May it please the Governor,

The House are not inclined to enter into any Dispute with the Governor on the Subject of his proposed Amendments to the Money-Bill; as the Representatives of the People have an undoubted Right to judge, and determine, not only of the Sum to be raised for the Use of the Crown, but of the Manner of raising it.

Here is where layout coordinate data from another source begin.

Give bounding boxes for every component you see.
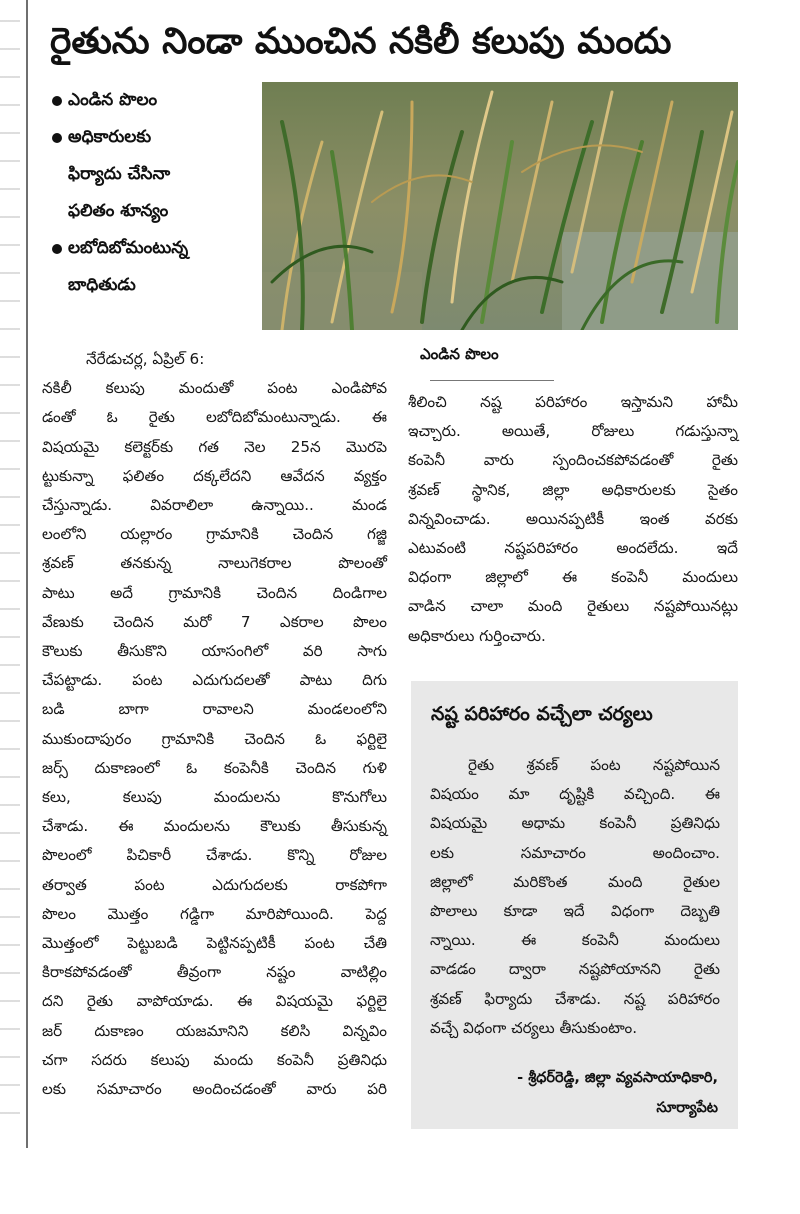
article-line: జర్ దుకాణం యజమానిని కలిసి విన్నవిం xyxy=(42,1021,387,1040)
sidebox-line: వాడడం ద్వారా నష్టపోయానని రైతు xyxy=(430,960,720,979)
article-line: ఎటువంటి నష్టపరిహారం అందలేదు. ఇదే xyxy=(408,539,738,558)
article-line: ట్టుకున్నా ఫలితం దక్కలేదని ఆవేదన వ్యక్తం xyxy=(42,466,387,485)
sidebox-line: పొలాలు కూడా ఇదే విధంగా దెబ్బతి xyxy=(430,902,720,921)
sidebox-line: న్నాయి. ఈ కంపెనీ మందులు xyxy=(430,931,720,950)
article-line: నకిలీ కలుపు మందుతో పంట ఎండిపోవ xyxy=(42,379,387,398)
sidebox-line: విషయం మా దృష్టికి వచ్చింది. ఈ xyxy=(430,785,720,804)
highlight-line: అధికారులకు xyxy=(68,127,152,147)
sidebox-title: నష్ట పరిహారం వచ్చేలా చర్యలు xyxy=(431,703,653,725)
official-statement-box xyxy=(411,681,738,1129)
article-line: వేణుకు చెందిన మరో 7 ఎకరాల పొలం xyxy=(42,612,387,631)
article-line: వాడిన చాలా మంది రైతులు నష్టపోయినట్లు xyxy=(408,597,738,616)
signature-place: సూర్యాపేట xyxy=(656,1100,718,1116)
article-line: డంతో ఓ రైతు లబోదిబోమంటున్నాడు. ఈ xyxy=(42,408,387,427)
page-edge-texture xyxy=(0,20,20,1140)
article-line: కంపెనీ వారు స్పందించకపోవడంతో రైతు xyxy=(408,451,738,470)
sidebox-line: రైతు శ్రవణ్ పంట నష్టపోయిన xyxy=(468,756,720,774)
article-line: లంలోని యల్లారం గ్రామానికి చెందిన గజ్జి xyxy=(42,525,387,544)
bullet-dot-icon xyxy=(52,133,62,143)
highlight-line: ఎండిన పొలం xyxy=(68,90,158,110)
highlight-item xyxy=(52,119,252,230)
article-line: విషయమై కలెక్టర్‌కు గత నెల 25న మొరపె xyxy=(42,437,387,456)
highlight-line: లబోదిబోమంటున్న xyxy=(68,238,189,258)
article-line: ఇచ్చారు. అయితే, రోజులు గడుస్తున్నా xyxy=(408,422,738,441)
article-line: విధంగా జిల్లాలో ఈ కంపెనీ మందులు xyxy=(408,568,738,587)
sidebox-line: శ్రవణ్ ఫిర్యాదు చేశాడు. నష్ట పరిహారం xyxy=(430,989,720,1008)
article-column-right xyxy=(408,388,738,651)
sidebox-body xyxy=(430,751,720,1043)
highlight-item xyxy=(52,82,252,119)
dried-field-photo xyxy=(262,82,738,330)
bullet-dot-icon xyxy=(52,244,62,254)
article-line: పొలం మొత్తం గడ్డిగా మారిపోయింది. పెద్ద xyxy=(42,904,387,923)
article-line: తర్వాత పంట ఎదుగుదలకు రాకపోగా xyxy=(42,875,387,894)
photo-caption: ఎండిన పొలం xyxy=(420,345,499,363)
article-line: శ్రవణ్ తనకున్న నాలుగెకరాల పొలంతో xyxy=(42,554,387,573)
column-rule xyxy=(26,0,28,1148)
article-line: కలు, కలుపు మందులను కొనుగోలు xyxy=(42,788,387,807)
sidebox-line: వచ్చే విధంగా చర్యలు తీసుకుంటాం. xyxy=(430,1018,638,1037)
highlight-line: ఫిర్యాదు చేసినా xyxy=(68,164,171,184)
highlight-line: ఫలితం శూన్యం xyxy=(68,201,169,221)
highlight-line: బాధితుడు xyxy=(68,275,136,295)
highlights-list xyxy=(52,82,252,304)
highlight-item xyxy=(52,230,252,304)
article-line: చేపట్టాడు. పంట ఎదుగుదలతో పాటు దిగు xyxy=(42,671,387,690)
article-line: లకు సమాచారం అందించడంతో వారు పరి xyxy=(42,1080,387,1099)
article-line: శ్రవణ్ స్థానిక, జిల్లా అధికారులకు సైతం xyxy=(408,480,738,499)
bullet-dot-icon xyxy=(52,96,62,106)
article-line: జర్స్ దుకాణంలో ఓ కంపెనీకి చెందిన గుళి xyxy=(42,758,387,777)
article-column-left xyxy=(42,345,387,1104)
paddy-field-image xyxy=(262,82,738,330)
sidebox-line: లకు సమాచారం అందించాం. xyxy=(430,843,720,862)
article-line: శీలించి నష్ట పరిహారం ఇస్తామని హామీ xyxy=(408,393,738,411)
article-line: చగా సదరు కలుపు మందు కంపెనీ ప్రతినిధు xyxy=(42,1050,387,1069)
article-line: పాటు అదే గ్రామానికి చెందిన దిండిగాల xyxy=(42,583,387,602)
article-line: నేరేడుచర్ల, ఏప్రిల్ 6: xyxy=(86,350,205,368)
sidebox-line: జిల్లాలో మరికొంత మంది రైతుల xyxy=(430,872,720,891)
article-line: చేస్తున్నాడు. వివరాలిలా ఉన్నాయి.. మండ xyxy=(42,496,387,515)
signature-name: - శ్రీధర్‌రెడ్డి, జిల్లా వ్యవసాయాధికారి, xyxy=(517,1070,718,1086)
article-line: దని రైతు వాపోయాడు. ఈ విషయమై ఫర్టిలై xyxy=(42,992,387,1011)
article-line: కిరాకపోవడంతో తీవ్రంగా నష్టం వాటిల్లిం xyxy=(42,963,387,982)
article-line: మొత్తంలో పెట్టుబడి పెట్టినప్పటికీ పంట చేతి xyxy=(42,934,387,953)
official-signature xyxy=(517,1063,718,1123)
caption-divider xyxy=(430,380,554,381)
article-line: ముకుందాపురం గ్రామానికి చెందిన ఓ ఫర్టిలై xyxy=(42,729,387,748)
sidebox-line: విషయమై అధామ కంపెనీ ప్రతినిధు xyxy=(430,814,720,833)
article-line: పొలంలో పిచికారీ చేశాడు. కొన్ని రోజుల xyxy=(42,846,387,865)
article-line: కౌలుకు తీసుకొని యాసంగిలో వరి సాగు xyxy=(42,642,387,661)
article-line: విన్నవించాడు. అయినప్పటికీ ఇంత వరకు xyxy=(408,509,738,528)
article-line: అధికారులు గుర్తించారు. xyxy=(408,626,546,645)
article-line: చేశాడు. ఈ మందులను కౌలుకు తీసుకున్న xyxy=(42,817,387,836)
article-line: బడి బాగా రావాలని మండలంలోని xyxy=(42,700,387,719)
headline: రైతును నిండా ముంచిన నకిలీ కలుపు మందు xyxy=(50,21,672,62)
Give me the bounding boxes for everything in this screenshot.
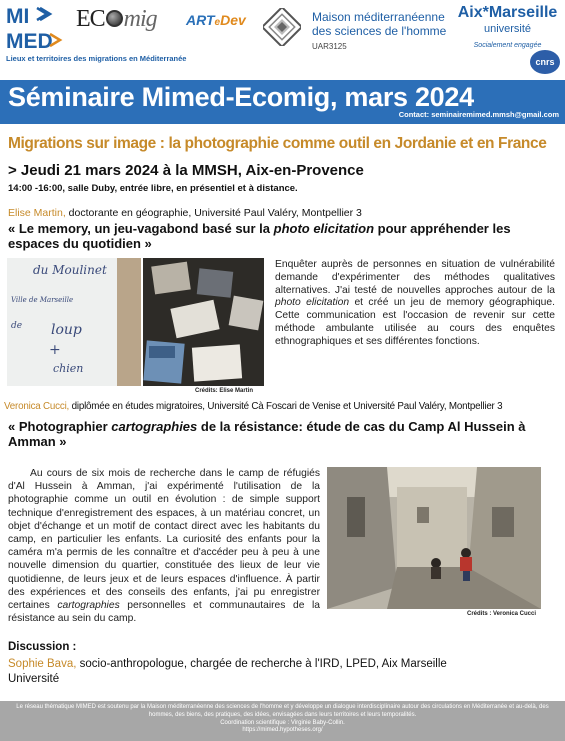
artdev-logo-amp: e <box>214 17 221 28</box>
board-text-2: Ville de Marseille <box>11 296 74 304</box>
ecomig-logo <box>76 6 157 33</box>
logo-band <box>0 0 565 80</box>
event-details: 14:00 -16:00, salle Duby, entrée libre, en présentiel et à distance. <box>8 183 298 194</box>
speaker-2-name: Veronica Cucci, <box>4 401 70 412</box>
talk-2-abstract-em: cartographies <box>57 600 120 612</box>
artdev-logo-part-a: ART <box>186 12 215 28</box>
talk-1-title <box>8 221 558 251</box>
mmsh-line1: Maison méditerranéenne <box>312 10 445 24</box>
footer-description: Le réseau thématique MIMED est soutenu par la Maison méditerranéenne des sciences de l'homme et y développe un dialogue interdisciplinaire autour des circulations en Méditerranée et au-delà, des hommes, des biens, des pratiques, des idées, envisagées dans leurs territoires et leurs temporalités. <box>16 704 549 718</box>
talk-2-abstract-b: personnelles et communautaires de la résistance au sein du camp. <box>8 600 320 625</box>
event-date: > Jeudi 21 mars 2024 à la MMSH, Aix-en-Provence <box>8 162 364 179</box>
amu-name: Aix*Marseille <box>457 4 558 21</box>
talk-1-abstract-b: et créé un jeu de memory géographique. Cette communication est l'occasion de revenir sur cette méthode ambulante utilisée au cours des enquêtes ethnographiques et ses différentes fonctions. <box>275 297 555 347</box>
photo-memory-cards <box>143 258 264 386</box>
board-text-plus: + <box>49 342 61 358</box>
photo-1-credit: Crédits: Elise Martin <box>195 388 254 394</box>
talk-2-title-em: cartographies <box>111 419 198 434</box>
title-banner <box>0 80 565 124</box>
artdev-logo <box>186 12 246 28</box>
board-text-3: de <box>11 321 23 331</box>
artdev-logo-part-b: Dev <box>220 12 246 28</box>
board-text-4: loup <box>51 322 82 338</box>
talk-2-title-b: de la résistance: étude de cas du Camp Al Hussein à Amman » <box>8 419 526 449</box>
board-text-5: chien <box>53 362 84 375</box>
photo-2-credit: Crédits : Veronica Cucci <box>467 611 537 617</box>
photo-camp-street <box>327 467 541 609</box>
speaker-2-affiliation: diplômée en études migratoires, Université Cà Foscari de Venise et Université Paul Valéry, Montpellier 3 <box>69 401 503 412</box>
speaker-1 <box>8 207 362 219</box>
globe-icon <box>106 10 123 27</box>
talk-1-abstract-em: photo elicitation <box>275 297 350 309</box>
talk-1-title-a: « Le memory, un jeu-vagabond basé sur la <box>8 221 274 236</box>
mmsh-umr: UAR3125 <box>312 42 347 51</box>
speaker-1-affiliation: doctorante en géographie, Université Paul Valéry, Montpellier 3 <box>65 207 362 219</box>
talk-2-abstract-a: Au cours de six mois de recherche dans le camp de réfugiés d'Al Hussein à Amman, j'ai expérimenté l'utilisation de la photographie comme un outil en évolution : de simple support technique d'enregistrement des espaces, à un matériau concret, un objet d'échange et un motif de contact direct avec les habitants du camp, en particulier les enfants. La curiosité des enfants pour la caméra m'a permis de les connaître et d'accéder peu à peu à une nouvelle dimension du quartier, constituée des lieux de leur vie quotidienne, de leurs jeux et de leurs espaces d'influence. À partir des expériences et des conseils des enfants, j'ai pu enregistrer certaines <box>8 468 320 612</box>
discussion <box>8 657 488 687</box>
speaker-2 <box>4 401 502 412</box>
discussant-name: Sophie Bava, <box>8 658 77 670</box>
contact-email[interactable]: Contact: seminairemimed.mmsh@gmail.com <box>398 110 559 119</box>
mmsh-line2: des sciences de l'homme <box>312 24 447 38</box>
page-title: Séminaire Mimed-Ecomig, mars 2024 <box>8 82 474 112</box>
footer <box>0 701 565 741</box>
amu-sub: université <box>483 23 532 35</box>
footer-link[interactable]: https://mimed.hypotheses.org/ <box>242 727 323 734</box>
speaker-1-name: Elise Martin, <box>8 207 66 219</box>
footer-coordination: Coordination scientifique : Virginie Baby-Collin. <box>220 719 345 726</box>
discussion-label: Discussion : <box>8 641 77 653</box>
amu-tagline: Socialement engagée <box>473 42 542 49</box>
talk-2-title-a: « Photographier <box>8 419 112 434</box>
amu-logo <box>455 5 560 54</box>
talk-1-title-b: pour appréhender les espaces du quotidien » <box>8 221 511 251</box>
mimed-logo-bottom: MED <box>6 30 53 50</box>
mmsh-logo-text <box>312 10 446 54</box>
discussant-affiliation: socio-anthropologue, chargée de recherche à l'IRD, LPED, Aix Marseille Université <box>8 658 447 685</box>
mimed-logo-top: MI <box>6 5 30 28</box>
talk-1-title-em: photo elicitation <box>273 221 375 236</box>
talk-1-abstract <box>275 259 555 349</box>
mmsh-emblem-icon <box>263 8 301 46</box>
cnrs-logo: cnrs <box>530 50 560 74</box>
theme-title: Migrations sur image : la photographie comme outil en Jordanie et en France <box>8 135 547 152</box>
photo-whiteboard <box>7 258 141 386</box>
talk-2-title <box>8 419 558 449</box>
ecomig-logo-suffix: mig <box>123 6 157 32</box>
mimed-tagline: Lieux et territoires des migrations en Méditerranée <box>6 54 187 63</box>
board-text-1: du Moulinet <box>33 263 107 277</box>
mimed-logo <box>6 4 68 50</box>
talk-2-abstract <box>8 467 320 625</box>
ecomig-logo-prefix: EC <box>76 6 105 32</box>
talk-1-abstract-a: Enquêter auprès de personnes en situation de vulnérabilité demande d'expérimenter des méthodes qualitatives alternatives. J'ai testé de nouvelles approches autour de la <box>275 259 555 296</box>
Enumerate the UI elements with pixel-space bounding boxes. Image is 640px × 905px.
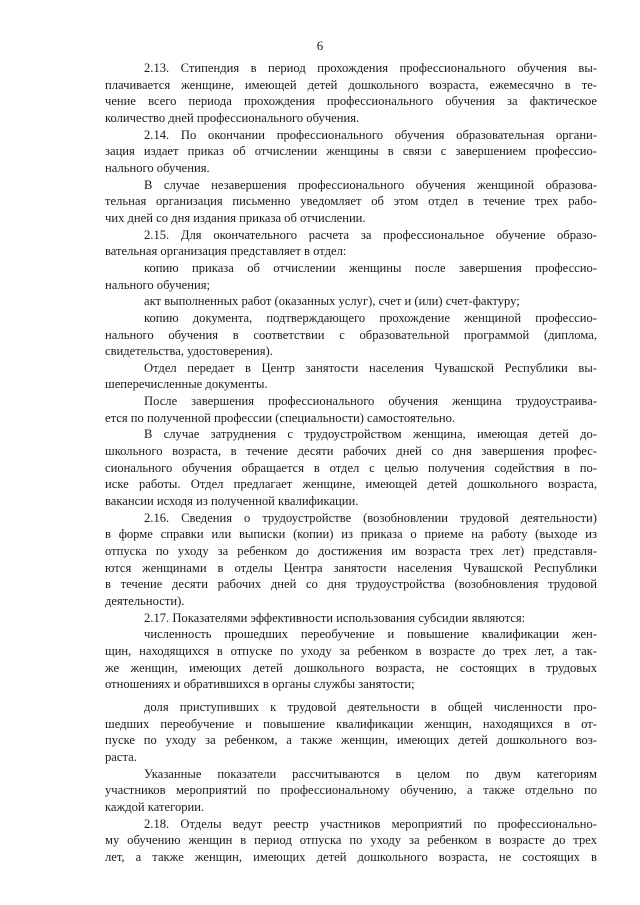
paragraph [105, 310, 597, 360]
paragraph [105, 610, 597, 627]
text-line: му обучению женщин в период отпуска по уходу за ребенком в возрасте до трех [105, 833, 597, 848]
text-line: 2.16. Сведения о трудоустройстве (возобновлении трудовой деятельности) [144, 510, 597, 525]
text-line: сионального обучения обращается в отдел с целью получения содействия в по- [105, 460, 597, 475]
text-line: тельная организация письменно уведомляет об этом отдел в течение трех рабо- [105, 194, 597, 209]
paragraph [105, 60, 597, 127]
text-line: деятельности). [105, 594, 185, 608]
paragraph [105, 626, 597, 693]
paragraph [105, 227, 597, 260]
text-line: нального обучения; [105, 277, 211, 292]
text-line: количество дней профессионального обучения. [105, 110, 360, 125]
text-line: же женщин, имеющих детей дошкольного возраста, не состоящих в трудовых [105, 660, 597, 675]
text-line: каждой категории. [105, 799, 205, 814]
text-line: численность прошедших переобучение и повышение квалификации жен- [144, 627, 597, 642]
text-line: чих дней со дня издания приказа об отчислении. [105, 210, 366, 225]
document-body [105, 60, 597, 866]
text-line: раста. [105, 749, 137, 764]
text-line: В случае затруднения с трудоустройством женщина, имеющая детей до- [144, 427, 597, 442]
paragraph [105, 260, 597, 293]
paragraph [105, 177, 597, 227]
text-line: отпуска по уходу за ребенком до достижения им возраста трех лет) представля- [105, 544, 597, 559]
paragraph [105, 127, 597, 177]
text-line: нального обучения в соответствии с образовательной программой (диплома, [105, 327, 597, 342]
paragraph [105, 426, 597, 509]
text-line: 2.13. Стипендия в период прохождения профессионального обучения вы- [144, 61, 597, 75]
text-line: В случае незавершения профессионального обучения женщиной образова- [144, 177, 597, 192]
paragraph [105, 293, 597, 310]
text-line: акт выполненных работ (оказанных услуг), счет и (или) счет-фактуру; [144, 294, 520, 309]
text-line: свидетельства, удостоверения). [105, 344, 273, 359]
text-line: доля приступивших к трудовой деятельности в общей численности про- [144, 699, 597, 714]
text-line: 2.15. Для окончательного расчета за профессиональное обучение образо- [144, 227, 597, 242]
text-line: 2.18. Отделы ведут реестр участников мероприятий по профессионально- [144, 816, 597, 831]
text-line: лет, а также женщин, имеющих детей дошкольного возраста, не состоящих в [105, 849, 597, 864]
text-line: в форме справки или выписки (копии) из приказа о приеме на работу (выходе из [105, 527, 597, 542]
paragraph [105, 393, 597, 426]
text-line: пуске по уходу за ребенком, а также женщин, имеющих детей дошкольного воз- [105, 733, 597, 748]
text-line: вательная организация представляет в отдел: [105, 244, 347, 259]
text-line: зация издает приказ об отчислении женщины в связи с завершением профессио- [105, 144, 597, 159]
paragraph [105, 360, 597, 393]
text-line: Указанные показатели рассчитываются в целом по двум категориям [144, 766, 597, 781]
page-number: 6 [316, 38, 324, 53]
text-line: участников мероприятий по профессиональному обучению, а также отдельно по [105, 783, 597, 798]
text-line: шеперечисленные документы. [105, 377, 268, 392]
text-line: чение всего периода прохождения профессионального обучения за фактическое [105, 94, 597, 109]
text-line: После завершения профессионального обучения женщина трудоустраива- [144, 394, 597, 409]
text-line: копию документа, подтверждающего прохождение женщиной профессио- [144, 310, 597, 325]
text-line: шедших переобучение и повышение квалификации женщин, находящихся в от- [105, 716, 597, 731]
text-line: 2.17. Показателями эффективности использования субсидии являются: [144, 610, 526, 625]
text-line: ется по полученной профессии (специальности) самостоятельно. [105, 410, 456, 425]
text-line: плачивается женщине, имеющей детей дошкольного возраста, ежемесячно в те- [105, 77, 597, 92]
text-line: вакансии исходя из полученной квалификации. [105, 494, 359, 509]
text-line: ются женщинами в отделы Центра занятости населения Чувашской Республики [105, 560, 597, 575]
text-line: иске работы. Отдел предлагает женщине, имеющей детей дошкольного возраста, [105, 477, 597, 492]
text-line: 2.14. По окончании профессионального обучения образовательная органи- [144, 127, 597, 142]
text-line: школьного возраста, в течение десяти рабочих дней со дня завершения профес- [105, 444, 597, 459]
paragraph [105, 766, 597, 816]
text-line: щин, находящихся в отпуске по уходу за ребенком в возрасте до трех лет, а так- [105, 643, 597, 658]
text-line: нального обучения. [105, 160, 210, 175]
text-line: отношениях и обратившихся в органы службы занятости; [105, 677, 415, 692]
text-line: в течение десяти рабочих дней со дня трудоустройства (возобновления трудовой [105, 577, 597, 592]
paragraph [105, 699, 597, 766]
text-line: Отдел передает в Центр занятости населения Чувашской Республики вы- [144, 360, 597, 375]
text-line: копию приказа об отчислении женщины после завершения профессио- [144, 260, 597, 275]
paragraph [105, 510, 597, 610]
paragraph [105, 816, 597, 866]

The Governor, in his Message of the Nineteenth of February, was pleased to tell us, “That if the House should be of Opinion that there will be a Necessity to strike a farther Sum in Bills of Credit, to defray the Charges of raising Supplies for his Majesty’s Service in this Time of imminent Danger, and would create a proper Fund or Funds, for sinking the same in a few Years, he would concur with us in passing a Law for that Purpose, thinking himself sufficiently warranted so to do in Cases of real Emergency.”8

On this Assurance the House have prepared a Bill, and presented it to the Governor, to strike the Sum of Ten Thousand Pounds, to give the same to the King’s Use, and to sink it by an Extension of the Excise Act for a farther Term of ten Years. The Governor will be pleased to consider, that his Predecessor, to whom the mentioned Instruction was given, did afterwards pass an Act of the same Kind, extending the Excise Act ten Years (now near expired) for a Grant of Five Thousand Pounds only;9 and we never heard that he incurred the Royal Displeasure for so doing. As the Sum we grant is double, we had no Expectation that our proposing the same Term would have been deemed extravagant. The Governor thinks four Years sufficient; but as the Representatives are best acquainted with the Circumstances of the People, and must themselves, as a Part of the People, bear a Share of all Burthens laid upon them, it seems not reasonable to suppose they will lay such Burthens unnecessarily. They now offer Ten Thousand Pounds to the Crown, and propose a Manner of raising it, that they judge most easy and convenient for the People they represent: And if the Governor thinks fit to refuse it, meerly from an Opinion that a shorter Term for sinking the Bills would be more easy for the People, we cannot but suppose, that since the Messages in which he so warmly recommended this Affair to us, he has, on farther Advices, or better Consideration, changed his Sentiments of the Importance of the present Occasion for Supplies, and doth not now think the Danger so imminent, or the Emergency so great or so real, as he then apprehended it to be.

We therefore beg Leave to acquaint the Governor, that if this Amendment regarding the Term is insisted on, it is needless to consider the other relating to Commissioners, for the Bill cannot pass this House.

[Note numbering follows the Franklin Papers source.]

5Votes, 1753–54, pp. 53–6.

6Ibid., pp. 58–9.

7Ibid., pp. 60–6.

8See above, p. 195 n.

9Governor Thomas’ action in 1746, as a precedent for similar approval by Hamilton, had been discussed by the governor in his message of March 1 and was again analyzed by the Assembly in its resolutions of May 17. Votes, 1753–54, pp. 28, 63–4.